Au premier tour de la dernière présidentielle, M. Macron devance Mme Le Pen d’à peine un million de voix. Les deux candidats suivants, MM Fillon et Mélenchon, se situent une marche au-dessous, dans un mouchoir de poche. Plus de 80% des votants ont choisi l’un de ces quatre champions qu’1,6 million de bulletins séparent – une paille. Ainsi, M. Macron doit plus sa victoire au report massif des électeurs de ses adversaires de premier tour qu’à la mobilisation de son électorat naturel. Les chiffres le démontrent amplement : le 7 mai, il est élu avec 20,7 millions de bulletins, dont plus de 9 millions sont dus au report.

La fragilité structurelle du barrage pourrait bien occasionner sa rupture. Comment ne pas penser que, la droite étant désormais réduite à ses expressions bonapartiste et légitimiste et la gauche radicale ne souffrant plus de donner des blancs-seings à l’ordolibéralisme, la majorité des voix de report échues à M. Macron en 2017 lui feront défaut en 2022 ? Ajoutons à cela l’érosion naturelle due au quinquennat et au calendrier électoral (Nicolas Sarkozy a perdu 2 millions d’électeurs entre 2007 et 2012) et la baisse de participation prévisible entre les deux tours (3 points de moins en 2017, quand la participation avait augmenté de 8 points entre les deux tours de la présidentielle 2002) : les conditions sont réunies pour que le score du sauveur de 2017 ne dépasse plus, en 2022, 15 millions de voix. À ce niveau de désamour, Emmanuel Sôter Macron ne serait plus qu’à un jet de pierre d’une candidate frontiste dont la dynamique est encore renforcée, à l’issue des européennes, par le climat social et l’effet vote utile.

Faut-il préciser qu’il s’agit là d’une hypothèse ? Que, dans l’intervalle, tout peut arriver ? La prudence ne proscrit pas plus la conjecture qu’elle n’impose l’observation à courte vue. À ce stade de la décomposition de la société politique, balayer d’un revers de main la possibilité d’une victoire de Mme Le Pen en 2022 serait pure folie.

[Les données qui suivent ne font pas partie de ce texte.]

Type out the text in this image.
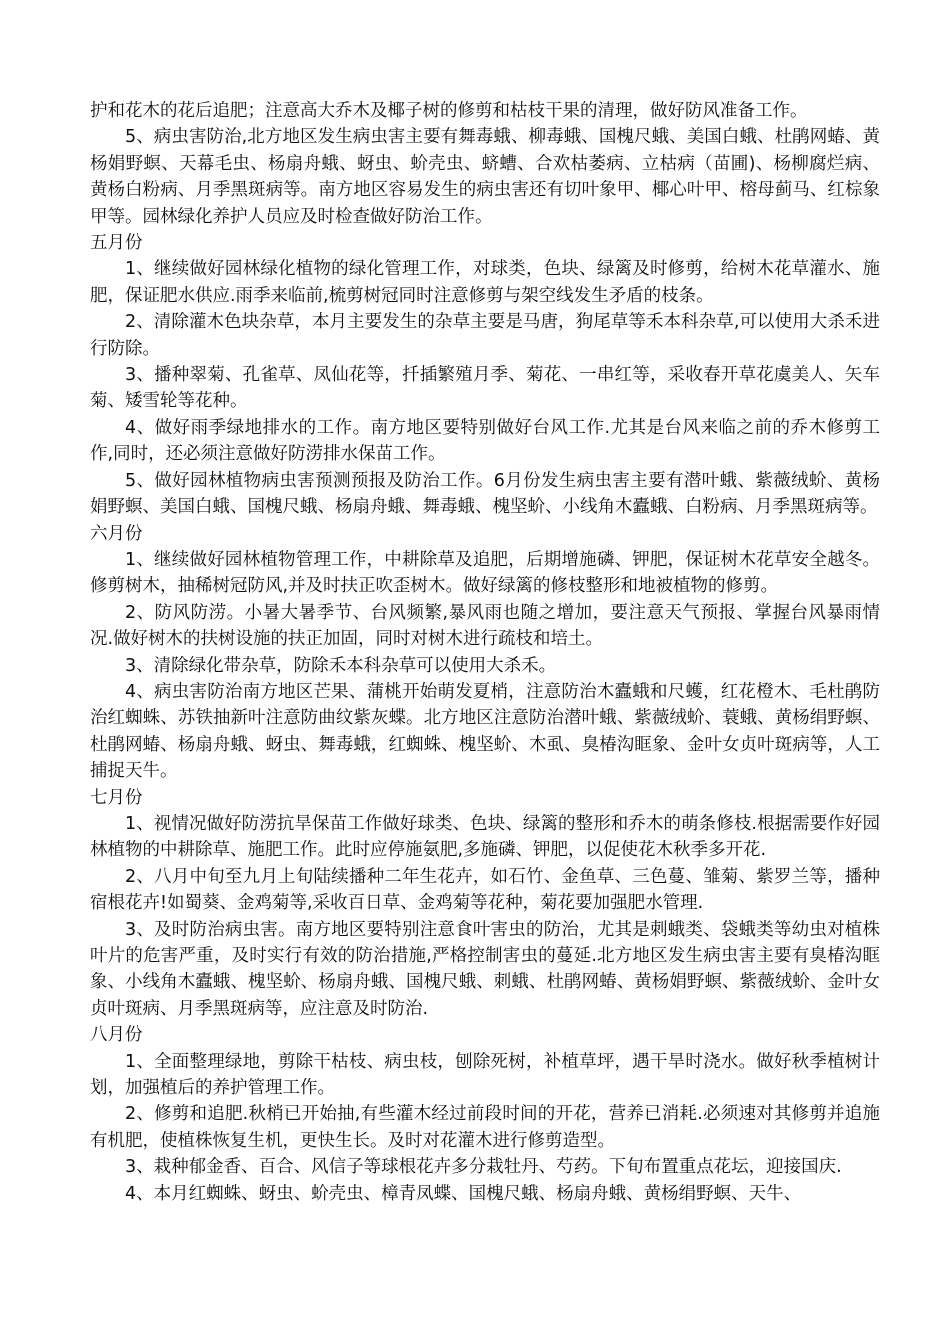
护和花木的花后追肥；注意高大乔木及椰子树的修剪和枯枝干果的清理，做好防风准备工作。

5、病虫害防治,北方地区发生病虫害主要有舞毒蛾、柳毒蛾、国槐尺蛾、美国白蛾、杜鹃网蝽、黄杨娟野螟、天幕毛虫、杨扇舟蛾、蚜虫、蚧壳虫、蛴螬、合欢枯萎病、立枯病（苗圃)、杨柳腐烂病、黄杨白粉病、月季黑斑病等。南方地区容易发生的病虫害还有切叶象甲、椰心叶甲、榕母蓟马、红棕象甲等。园林绿化养护人员应及时检查做好防治工作。

五月份

1、继续做好园林绿化植物的绿化管理工作，对球类，色块、绿篱及时修剪，给树木花草灌水、施肥，保证肥水供应.雨季来临前,梳剪树冠同时注意修剪与架空线发生矛盾的枝条。

2、清除灌木色块杂草，本月主要发生的杂草主要是马唐，狗尾草等禾本科杂草,可以使用大杀禾进行防除。

3、播种翠菊、孔雀草、凤仙花等，扦插繁殖月季、菊花、一串红等，采收春开草花虞美人、矢车菊、矮雪轮等花种。

4、做好雨季绿地排水的工作。南方地区要特别做好台风工作.尤其是台风来临之前的乔木修剪工作,同时，还必须注意做好防涝排水保苗工作。

5、做好园林植物病虫害预测预报及防治工作。6月份发生病虫害主要有潜叶蛾、紫薇绒蚧、黄杨娟野螟、美国白蛾、国槐尺蛾、杨扇舟蛾、舞毒蛾、槐坚蚧、小线角木蠹蛾、白粉病、月季黑斑病等。

六月份

1、继续做好园林植物管理工作，中耕除草及追肥，后期增施磷、钾肥，保证树木花草安全越冬。修剪树木，抽稀树冠防风,并及时扶正吹歪树木。做好绿篱的修枝整形和地被植物的修剪。

2、防风防涝。小暑大暑季节、台风频繁,暴风雨也随之增加，要注意天气预报、掌握台风暴雨情况.做好树木的扶树设施的扶正加固，同时对树木进行疏枝和培土。

3、清除绿化带杂草，防除禾本科杂草可以使用大杀禾。

4、病虫害防治南方地区芒果、蒲桃开始萌发夏梢，注意防治木蠹蛾和尺蠖，红花橙木、毛杜鹃防治红蜘蛛、苏铁抽新叶注意防曲纹紫灰蝶。北方地区注意防治潜叶蛾、紫薇绒蚧、蓑蛾、黄杨绢野螟、杜鹃网蝽、杨扇舟蛾、蚜虫、舞毒蛾，红蜘蛛、槐坚蚧、木虱、臭椿沟眶象、金叶女贞叶斑病等，人工捕捉天牛。

七月份

1、视情况做好防涝抗旱保苗工作做好球类、色块、绿篱的整形和乔木的萌条修枝.根据需要作好园林植物的中耕除草、施肥工作。此时应停施氨肥,多施磷、钾肥，以促使花木秋季多开花.

2、八月中旬至九月上旬陆续播种二年生花卉，如石竹、金鱼草、三色蔓、雏菊、紫罗兰等，播种宿根花卉!如蜀葵、金鸡菊等,采收百日草、金鸡菊等花种，菊花要加强肥水管理.

3、及时防治病虫害。南方地区要特别注意食叶害虫的防治，尤其是刺蛾类、袋蛾类等幼虫对植株叶片的危害严重，及时实行有效的防治措施,严格控制害虫的蔓延.北方地区发生病虫害主要有臭椿沟眶象、小线角木蠹蛾、槐坚蚧、杨扇舟蛾、国槐尺蛾、刺蛾、杜鹃网蝽、黄杨娟野螟、紫薇绒蚧、金叶女贞叶斑病、月季黑斑病等，应注意及时防治.

八月份

1、全面整理绿地，剪除干枯枝、病虫枝，刨除死树，补植草坪，遇干旱时浇水。做好秋季植树计划，加强植后的养护管理工作。

2、修剪和追肥.秋梢已开始抽,有些灌木经过前段时间的开花，营养已消耗.必须速对其修剪并追施有机肥，使植株恢复生机，更快生长。及时对花灌木进行修剪造型。

3、栽种郁金香、百合、风信子等球根花卉多分栽牡丹、芍药。下旬布置重点花坛，迎接国庆.

4、本月红蜘蛛、蚜虫、蚧壳虫、樟青凤蝶、国槐尺蛾、杨扇舟蛾、黄杨绢野螟、天牛、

Cette mise en garde n’est certainement pas un appel à rejoindre le soi-disant camp des progressistes, dont le leader est passé maître dans la technique du pompier-pyromane, mais à construire sans attendre la seule alternative possible pour l’avenir, qui devra être, pour succéder : démocratique, sociale, populaire et constituante.

Au-delà des chiffres et des pronostics, le seul constat de l’impasse politique où se trouve notre pays nous y engage.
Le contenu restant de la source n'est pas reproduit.